The first ten years of operation was a rolling battle to carve out a piece of Beechworth amidst bushfires and severe drought. Established in 2000, the winemakers at the aptly named Fighting Gully Road never gave up and have won out. The wines they produce are today among the best value to be found in the region.
This Beechworth Shiraz shows classic cool-climate characteristics of red fruit and white pepper. Fermentation is part whole bunch (about a third) and part crushed/destemmed (about two thirds) and very small portion of Viognier skins. The result is a bright, fresh medium-bodied Shiraz that will develop well over a decade.

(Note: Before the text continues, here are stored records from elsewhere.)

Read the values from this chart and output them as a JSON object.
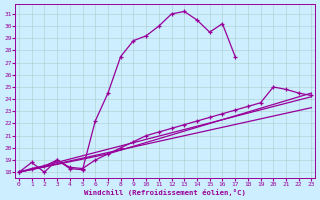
{
  "bg_color": "#cceeff",
  "line_color": "#990099",
  "grid_color": "#aacccc",
  "xlabel": "Windchill (Refroidissement éolien,°C)",
  "xlabel_color": "#990099",
  "xticks": [
    0,
    1,
    2,
    3,
    4,
    5,
    6,
    7,
    8,
    9,
    10,
    11,
    12,
    13,
    14,
    15,
    16,
    17,
    18,
    19,
    20,
    21,
    22,
    23
  ],
  "yticks": [
    18,
    19,
    20,
    21,
    22,
    23,
    24,
    25,
    26,
    27,
    28,
    29,
    30,
    31
  ],
  "xlim": [
    -0.3,
    23.3
  ],
  "ylim": [
    17.5,
    31.8
  ],
  "line1_x": [
    0,
    1,
    2,
    3,
    4,
    5,
    6,
    7,
    8,
    9,
    10,
    11,
    12,
    13,
    14,
    15,
    16,
    17
  ],
  "line1_y": [
    18.0,
    18.8,
    18.0,
    19.0,
    18.3,
    18.2,
    22.2,
    24.5,
    27.5,
    28.8,
    29.2,
    30.0,
    31.0,
    31.2,
    30.5,
    29.5,
    30.2,
    27.5
  ],
  "line2_x": [
    0,
    1,
    2,
    3,
    4,
    5,
    6,
    7,
    8,
    9,
    10,
    11,
    12,
    13,
    14,
    15,
    16,
    17,
    18,
    19,
    20,
    21,
    22,
    23
  ],
  "line2_y": [
    18.0,
    18.3,
    18.5,
    19.0,
    18.4,
    18.3,
    19.0,
    19.5,
    20.0,
    20.5,
    21.0,
    21.3,
    21.6,
    21.9,
    22.2,
    22.5,
    22.8,
    23.1,
    23.4,
    23.7,
    25.0,
    24.8,
    24.5,
    24.3
  ],
  "line3_x": [
    0,
    23
  ],
  "line3_y": [
    18.0,
    23.3
  ],
  "line4_x": [
    0,
    23
  ],
  "line4_y": [
    18.0,
    24.2
  ],
  "line5_x": [
    0,
    7,
    23
  ],
  "line5_y": [
    18.0,
    19.5,
    24.5
  ]
}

Very complex vinification, fermented in three batches, 25% as whole bunches, with extended carbonic maceration, then crushed and destemmed to finish fermentation. The light colour is a partial consequence of the whole-bunch component, as is the intense and complex palate. It is savoury, spicy and will cause some to blink, but I'm ok with it.
92 points, James Halliday (September 2017)
Located in the foothills of the Victorian Alps, Beechworth is a small cool climate region with high continentality. The vineyards enjoy a large number of sunshine hours and are generally planted at altitudes of 400m. A variety of soil types are found with the two dominant ones being ancient sandstone gravel and clay and granitic loams over decomposed gravels and clays. While north or north-easterly slopes are generally favoured, the best sites are located away from higher altitude, cold-air drainage channels, with the risk of frost high in both spring and autumn. Restricted water availability means most vineyards are dry-grown. A region of small boutique producers, Beechworth is best known for premium Chardonnay, Shiraz and Pinot Noir, although plantings of Italian varieties including Sangiovese and Nebbiolo also show great promise.